The Independent Read Article


Hammond must avoid more North Sea oil subsidies in the autumn statement

A group of oil researchers, think tank analysts and campaigners have written a joint letter calling on chancellor, Phillip Hammond, to resist calls from oil producers in the North Sea for another round of government subsidies and instead, put an end to the taxpayer-funded bonus for oil and gas companies. The letter reads: “The government must acknowledge that the transition to a low-carbon future offers a much larger benefit to the UK than continuing to chase uneconomic fossil fuel production.

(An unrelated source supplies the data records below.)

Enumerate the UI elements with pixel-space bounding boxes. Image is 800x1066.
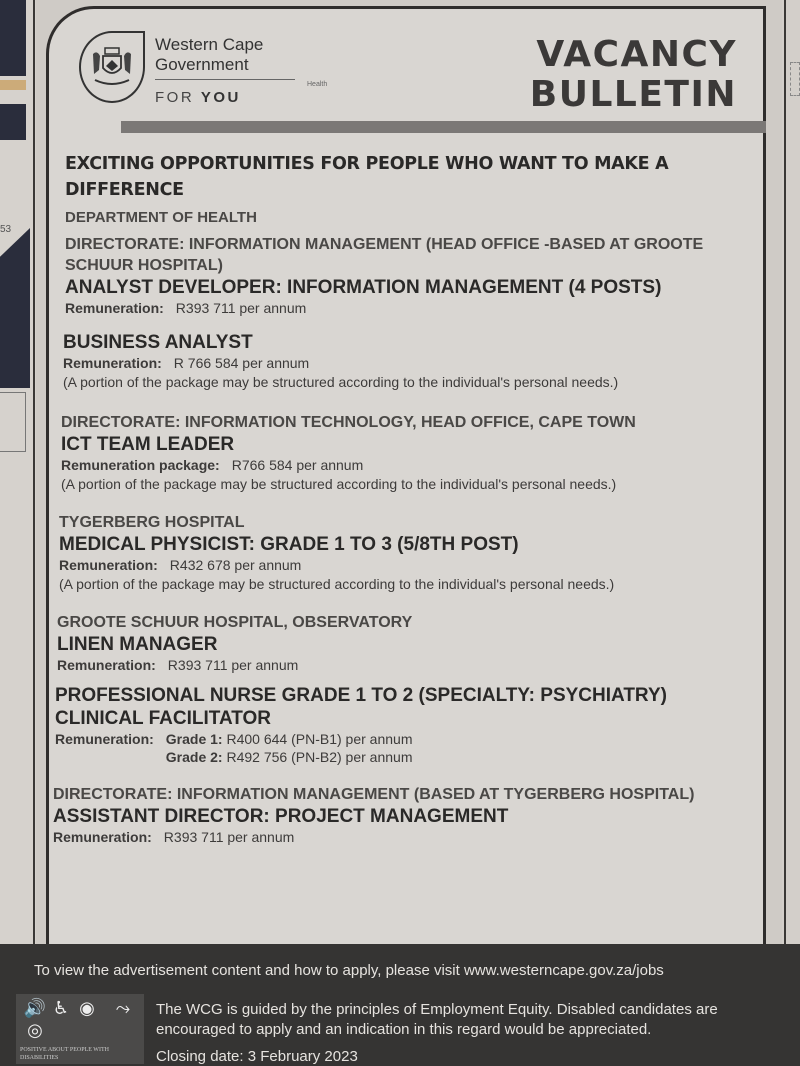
remuneration-value: R432 678 per annum — [169, 557, 302, 573]
coat-of-arms-logo — [79, 31, 145, 103]
employment-equity-statement: The WCG is guided by the principles of Employment Equity. Disabled candidates are encouraged to apply and an indication in this regard would be appreciated. — [156, 1001, 718, 1038]
remuneration-value: R393 711 per annum — [163, 829, 295, 845]
directorate-heading: DIRECTORATE: INFORMATION MANAGEMENT (HEAD OFFICE -BASED AT GROOTE SCHUUR HOSPITAL) — [65, 236, 704, 274]
directorate-heading: GROOTE SCHUUR HOSPITAL, OBSERVATORY — [57, 614, 413, 631]
adjacent-column-right — [782, 0, 800, 1066]
head-icon: ◎ — [27, 1020, 43, 1040]
slogan-for: FOR — [155, 89, 195, 106]
apply-instructions: To view the advertisement content and how to apply, please visit www.westerncape.gov.za/jobs — [34, 962, 664, 979]
header-divider-bar — [121, 121, 766, 133]
remuneration — [55, 730, 763, 766]
eye-icon: ◉ — [79, 998, 95, 1018]
post-title: ANALYST DEVELOPER: INFORMATION MANAGEMENT (4 POSTS) — [65, 277, 662, 298]
org-name — [155, 35, 263, 75]
remuneration-value: R393 711 per annum — [175, 300, 307, 316]
column-rule — [784, 0, 786, 1066]
remuneration — [63, 354, 763, 372]
adjacent-page-number: 53 — [0, 224, 12, 235]
post-title: BUSINESS ANALYST — [63, 332, 253, 353]
vacancy-entry — [63, 331, 763, 392]
directorate-heading: DIRECTORATE: INFORMATION TECHNOLOGY, HEAD OFFICE, CAPE TOWN — [61, 414, 636, 431]
slogan — [155, 89, 241, 106]
vacancy-entry — [55, 684, 763, 766]
adjacent-column-left — [0, 0, 36, 1066]
coat-of-arms-icon — [87, 42, 137, 92]
column-rule — [33, 0, 35, 1066]
title-line1: VACANCY — [536, 34, 737, 75]
adjacent-accent-strip — [0, 80, 26, 90]
remuneration-label: Remuneration: — [55, 731, 154, 747]
remuneration-label: Remuneration: — [65, 300, 164, 316]
remuneration — [59, 556, 763, 574]
slogan-you: YOU — [200, 89, 241, 106]
post-title: PROFESSIONAL NURSE GRADE 1 TO 2 (SPECIALTY: PSYCHIATRY) CLINICAL FACILITATOR — [55, 685, 667, 729]
remuneration — [65, 299, 763, 317]
adjacent-dark-block — [0, 0, 26, 76]
post-title: LINEN MANAGER — [57, 634, 218, 655]
disability-badge-label: POSITIVE ABOUT PEOPLE WITH DISABILITIES — [20, 1047, 109, 1061]
logo-divider — [155, 79, 295, 80]
grade-1-label: Grade 1: — [165, 731, 223, 747]
vacancy-entry — [65, 234, 763, 317]
package-note: (A portion of the package may be structured according to the individual's personal needs.) — [61, 476, 617, 492]
remuneration — [57, 656, 763, 674]
grade-1-value: R400 644 (PN-B1) per annum — [226, 731, 413, 747]
vacancy-advert — [46, 6, 766, 1066]
footer-banner — [0, 944, 800, 1066]
grade-1 — [166, 730, 413, 748]
adjacent-dotted-box — [790, 62, 800, 96]
speech-icon: 🔊 — [23, 998, 47, 1018]
org-name-line2: Government — [155, 55, 249, 74]
org-name-line1: Western Cape — [155, 35, 264, 54]
title-line2: BULLETIN — [529, 74, 737, 115]
remuneration-value: R766 584 per annum — [231, 457, 364, 473]
page-title — [530, 35, 737, 115]
adjacent-dark-banner — [0, 228, 30, 388]
grade-2 — [166, 748, 413, 766]
grade-list — [166, 730, 413, 766]
closing-date: Closing date: 3 February 2023 — [156, 1048, 358, 1065]
post-title: ASSISTANT DIRECTOR: PROJECT MANAGEMENT — [53, 806, 509, 827]
vacancy-entry — [59, 512, 763, 594]
disability-badge — [16, 994, 144, 1064]
vacancy-entry — [61, 412, 763, 494]
remuneration-label: Remuneration package: — [61, 457, 220, 473]
vacancy-entry — [53, 784, 763, 846]
wheelchair-icon: ♿ — [52, 998, 70, 1018]
hearing-icon: ⤳ — [115, 998, 131, 1018]
remuneration-value: R393 711 per annum — [167, 657, 299, 673]
post-title: ICT TEAM LEADER — [61, 434, 235, 455]
remuneration-label: Remuneration: — [63, 355, 162, 371]
vacancy-list — [53, 151, 763, 846]
adjacent-dark-block — [0, 104, 26, 140]
headline: EXCITING OPPORTUNITIES FOR PEOPLE WHO WANT TO MAKE A DIFFERENCE — [65, 154, 669, 200]
remuneration — [53, 828, 763, 846]
department-tag: Health — [307, 81, 328, 88]
post-title: MEDICAL PHYSICIST: GRADE 1 TO 3 (5/8TH POST) — [59, 534, 519, 555]
remuneration — [61, 456, 763, 474]
package-note: (A portion of the package may be structured according to the individual's personal needs.) — [63, 374, 619, 390]
directorate-heading: DIRECTORATE: INFORMATION MANAGEMENT (BASED AT TYGERBERG HOSPITAL) — [53, 786, 695, 803]
package-note: (A portion of the package may be structured according to the individual's personal needs.) — [59, 576, 615, 592]
remuneration-label: Remuneration: — [59, 557, 158, 573]
grade-2-value: R492 756 (PN-B2) per annum — [226, 749, 413, 765]
adjacent-box — [0, 392, 26, 452]
remuneration-label: Remuneration: — [53, 829, 152, 845]
remuneration-value: R 766 584 per annum — [173, 355, 310, 371]
department-heading: DEPARTMENT OF HEALTH — [65, 209, 257, 226]
remuneration-label: Remuneration: — [57, 657, 156, 673]
grade-2-label: Grade 2: — [165, 749, 223, 765]
directorate-heading: TYGERBERG HOSPITAL — [59, 514, 245, 531]
vacancy-entry — [57, 612, 763, 674]
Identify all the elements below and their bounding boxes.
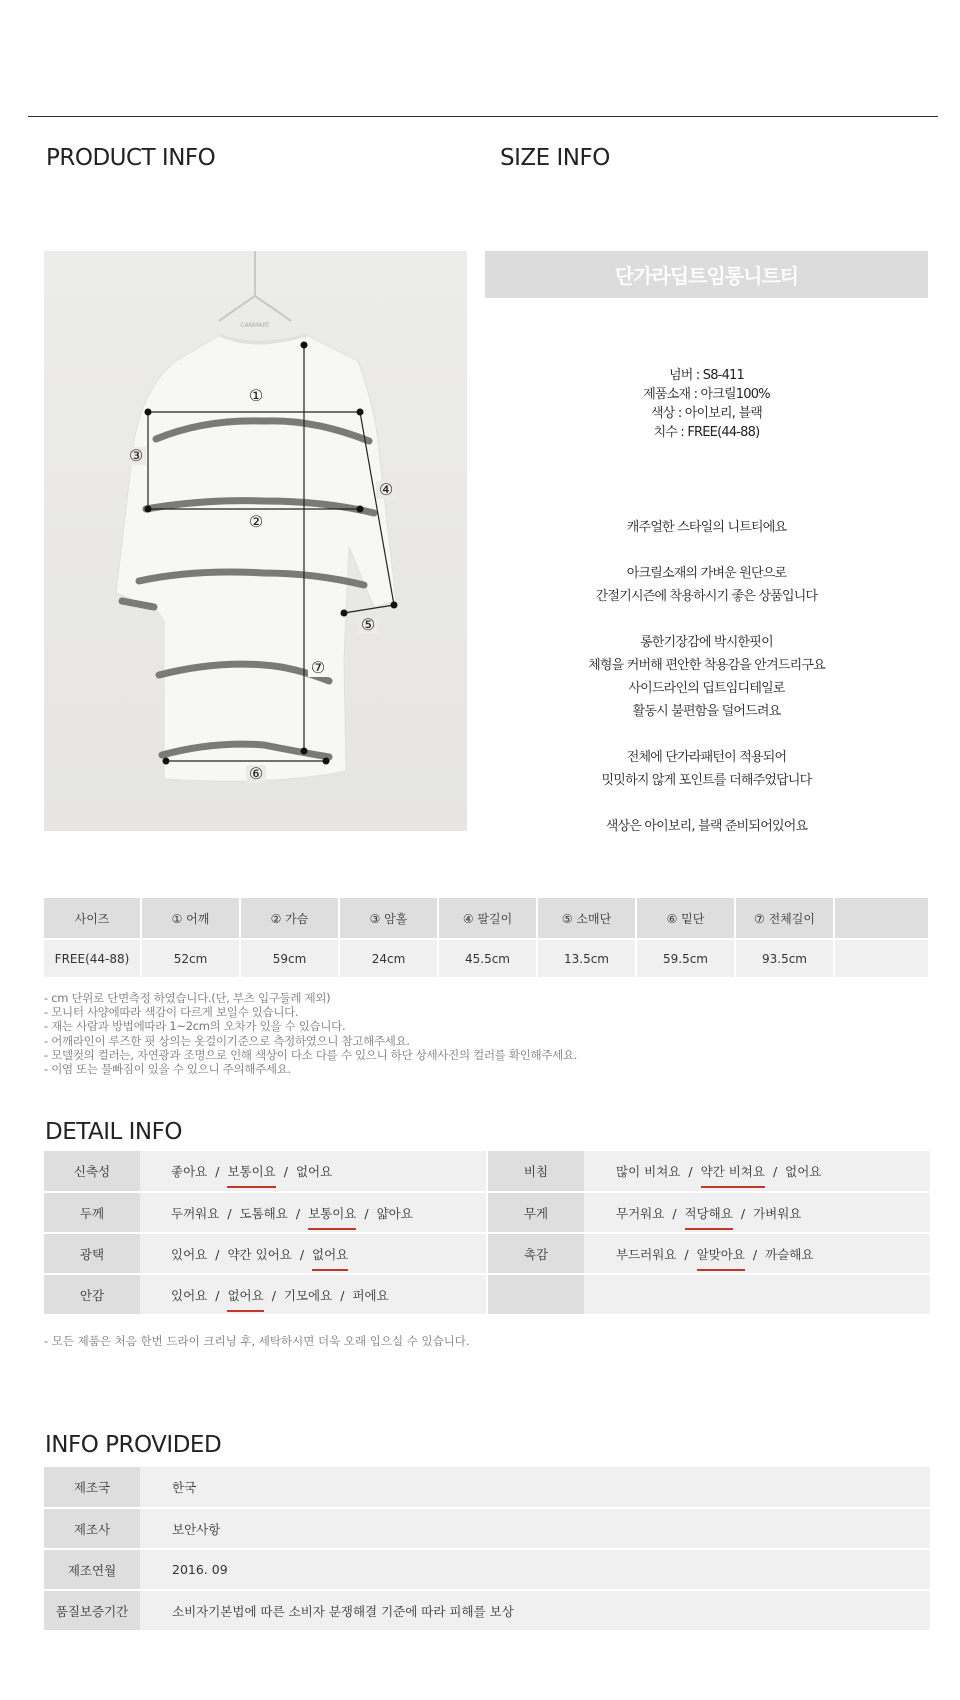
detail-options [584,1151,930,1192]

Removing existing tax breaks is critical for establishing a financial framework for a prosperous and clean energy future.”

The Guardian, Letters Read Article
What will the world actually look like at 1.5°C of warming?

Prof Richard Betts, head of climate impacts at the University of Exeter, runs through the likely impacts with 1.5C of warming, the goal laid out in the Paris Agreement. We could conceivably see the first year above 1.5°C as early as the late 2020s, but not all impacts will be felt straight away. The fact that some changes like rising seas or biodiversity loss may happen slower than global temperature change shouldn’t lull us into a false sense of security, says Betts. While they may not be obvious in the first year above 1.5°C, some of these changes will probably be already locked in and unavoidable.

Richard Betts, The Conversation Read Article
Art of the deal: how Trump can win by playing climate game

If Donald Trump’s goal is to support American workers, a decision to end US participation in the new global climate regime would be misguided, says a commentary in Climate Home. Guy Edwards and Tory Hoffmeister, co-director and researcher at Brown University, argue it is time that Trump woke up not only to the threats posed by climate change, but also to the opportunities offered by a low-carbon transition. As a businessman, he’d do well to recognise that “the steep drop in the cost of renewable energy and the potential for expanded use of clean technologies has strengthened the idea that there is more economic risk in failing to combat global warming than in transitioning to a low-carbon economy.”

Guy Edwards and Tory Hoffmeister, Climate Home Read Article


Decreasing, not increasing, leaf area will raise crop yields under global atmospheric change

The boost to leaf growth of soybean plants caused by rising CO2 levels actually reduces crop yield, a new study says. Researchers grew soybean under current and elevated CO2 levels (550 parts per million). They found that at both current and future CO2 levels, soybean plants over-invest in growing their leaves at the expense of their seeds, reducing overall crop yield by 8-10%. Manually trimming off around a third of emerging leaves reverses this effect, the study finds, and boosts yield by 8%. Breeding or bioengineering soybean for lower leaf area could contribute to meeting rising demand for staple food crops, the researchers conclude.

Global Change Biology Read Article
Effect of retreating sea ice on Arctic cloud cover in simulated recent global warming

Retreating sea ice cover in the Arctic is causing an increase in cloud cover, a new study suggests, which may reinforce the loss of sea ice. Observed data show that Arctic cloud cover during October has been increasing as September sea ice declines. Using a computer model, the researchers show that this extra cloud traps heat – contributing to sea ice melt and causing a feedback loop.